Mnemonically the vim order works better for English but in practice I find the visual feedback from selection better for anything even moderately complex. An example would b `f` or `t` since I tend to hit the letter I was aiming for earlier than I was expecting.

> In case were `wd` deletes a word - there should be some lag, no?

There's no animation or forced latency. For a short motion that's predictable like `w`, you're typing the d before you actually check the result and it's just as fast as vim but in the opposite order.

4 comments

> Doing the motion first lets you visually confirm the range before invoking the command.

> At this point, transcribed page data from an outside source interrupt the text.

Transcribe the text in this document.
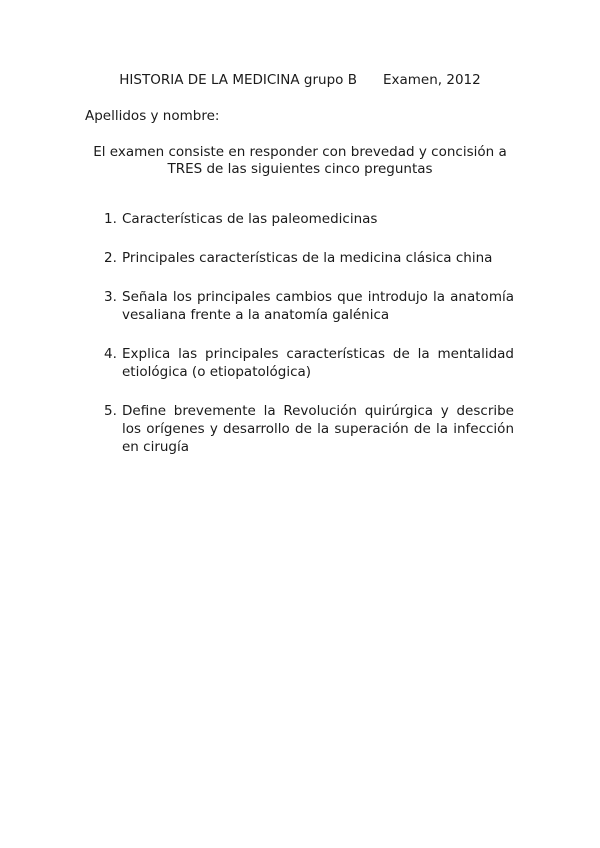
HISTORIA DE LA MEDICINA grupo B Examen, 2012
Apellidos y nombre:
El examen consiste en responder con brevedad y concisión a
TRES de las siguientes cinco preguntas
1. Características de las paleomedicinas
2. Principales características de la medicina clásica china
3. Señala los principales cambios que introdujo la anatomía vesaliana frente a la anatomía galénica
4. Explica las principales características de la mentalidad etiológica (o etiopatológica)
5. Define brevemente la Revolución quirúrgica y describe los orígenes y desarrollo de la superación de la infección en cirugía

You also have the opportunity to adjust the range if you didn't get it quite right.

It should be noted here that Vim more or less works like this in visual mode. If you go "v <motion> <command>" instead of "<command> <motion>", you can visually confirm the range. I can see the argument that it should be the default, though I like the fact that <motion> alone in normal mode just moves you around without preparing for a command.

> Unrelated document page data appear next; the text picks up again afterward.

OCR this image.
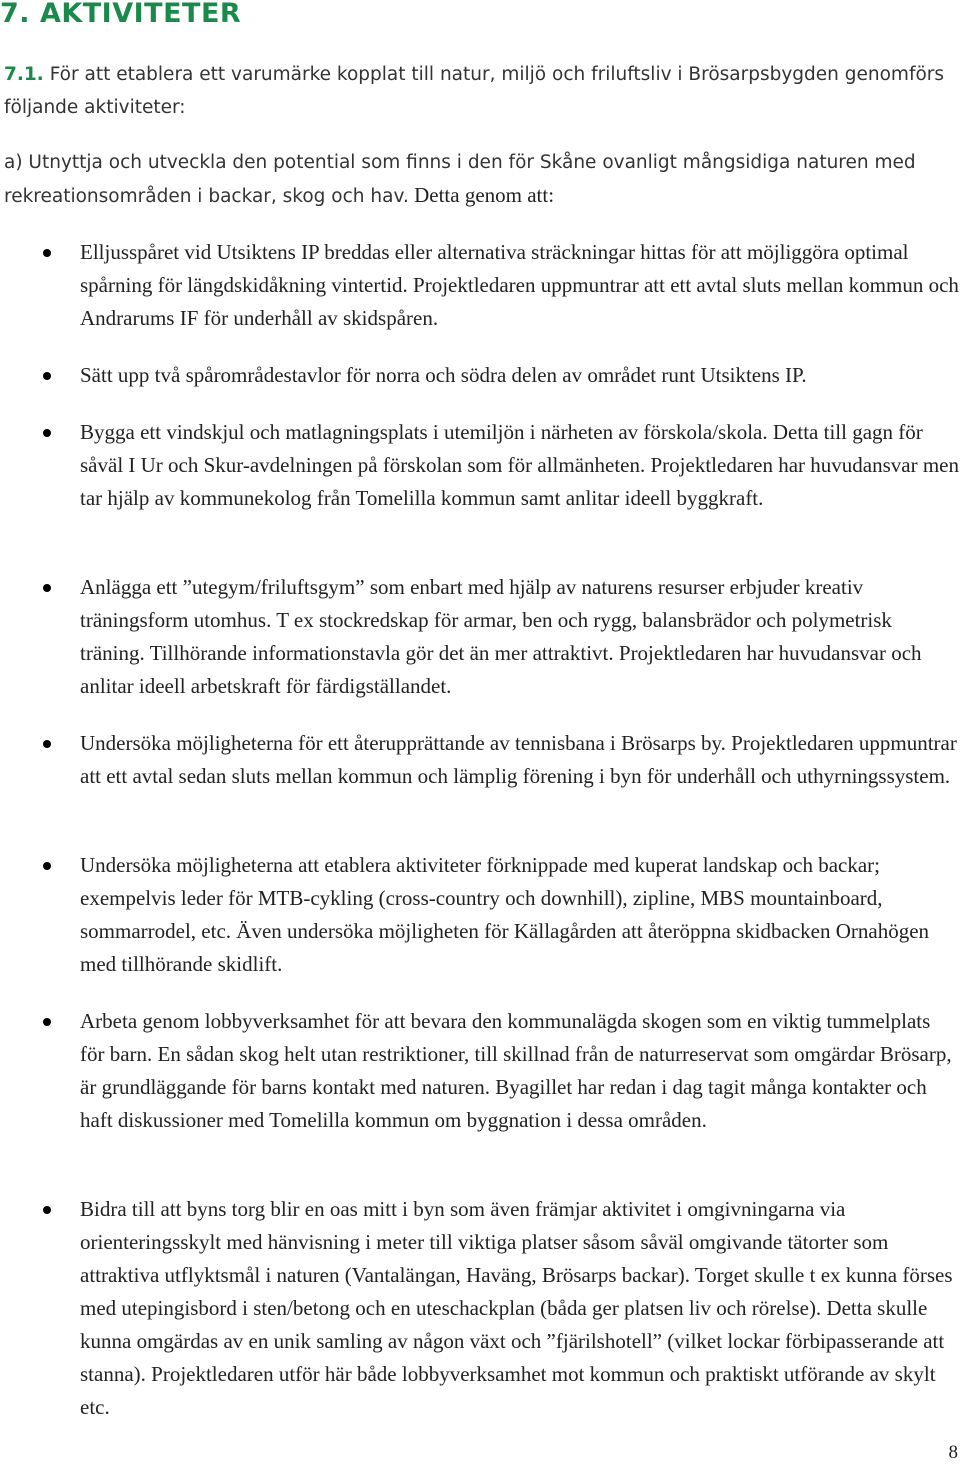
7. AKTIVITETER

7.1. För att etablera ett varumärke kopplat till natur, miljö och friluftsliv i Brösarpsbygden genomförs följande aktiviteter:

a) Utnyttja och utveckla den potential som finns i den för Skåne ovanligt mångsidiga naturen med rekreationsområden i backar, skog och hav. Detta genom att:

Elljusspåret vid Utsiktens IP breddas eller alternativa sträckningar hittas för att möjliggöra optimal spårning för längdskidåkning vintertid. Projektledaren uppmuntrar att ett avtal sluts mellan kommun och Andrarums IF för underhåll av skidspåren.
Sätt upp två spårområdestavlor för norra och södra delen av området runt Utsiktens IP.
Bygga ett vindskjul och matlagningsplats i utemiljön i närheten av förskola/skola. Detta till gagn för såväl I Ur och Skur-avdelningen på förskolan som för allmänheten. Projektledaren har huvudansvar men tar hjälp av kommunekolog från Tomelilla kommun samt anlitar ideell byggkraft.
Anlägga ett ”utegym/friluftsgym” som enbart med hjälp av naturens resurser erbjuder kreativ träningsform utomhus. T ex stockredskap för armar, ben och rygg, balansbrädor och polymetrisk träning. Tillhörande informationstavla gör det än mer attraktivt. Projektledaren har huvudansvar och anlitar ideell arbetskraft för färdigställandet.
Undersöka möjligheterna för ett återupprättande av tennisbana i Brösarps by. Projektledaren uppmuntrar att ett avtal sedan sluts mellan kommun och lämplig förening i byn för underhåll och uthyrningssystem.
Undersöka möjligheterna att etablera aktiviteter förknippade med kuperat landskap och backar; exempelvis leder för MTB-cykling (cross-country och downhill), zipline, MBS mountainboard, sommarrodel, etc. Även undersöka möjligheten för Källagården att återöppna skidbacken Ornahögen med tillhörande skidlift.
Arbeta genom lobbyverksamhet för att bevara den kommunalägda skogen som en viktig tummelplats för barn. En sådan skog helt utan restriktioner, till skillnad från de naturreservat som omgärdar Brösarp, är grundläggande för barns kontakt med naturen. Byagillet har redan i dag tagit många kontakter och haft diskussioner med Tomelilla kommun om byggnation i dessa områden.
Bidra till att byns torg blir en oas mitt i byn som även främjar aktivitet i omgivningarna via orienteringsskylt med hänvisning i meter till viktiga platser såsom såväl omgivande tätorter som attraktiva utflyktsmål i naturen (Vantalängan, Haväng, Brösarps backar). Torget skulle t ex kunna förses med utepingisbord i sten/betong och en uteschackplan (båda ger platsen liv och rörelse). Detta skulle kunna omgärdas av en unik samling av någon växt och ”fjärilshotell” (vilket lockar förbipasserande att stanna). Projektledaren utför här både lobbyverksamhet mot kommun och praktiskt utförande av skylt etc.
8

The same visual feedback exists in vim.

    vwww
selects the next 3 words visually. I can now press `d` to delete them.
I have never felt the need to visually confirm something as obvious as "delete 1 word".

On the other hand, you cannot do something like "delete 3 words" in kakoune. "3wd" just takes you to the third word and deletes that.

Deleting 3 words is definitely slower. And it's kind of infuriating...

What am I doing wrong?

Lowercase w resets (each) selection to end of selection, skips any whitespace, and selects to next word boundary, so www or 3w will select third word counting from cursor. Uppercase W extends selection over any whitespace and then to next word boundary, so WWW or 3W will select from cursor to third end of word. (Most other movements are also in lowercase resetting / uppercase extending pairs.) Thus with length-1 (that is, initial-state) selection you can do wwwd or 3wd to delete third word and preserve whitespace, wWWd or w2Wd to delete three words but preserve whitespace, WWWd or 3Wd to delete three words and any whitespace between cursor and start of first word.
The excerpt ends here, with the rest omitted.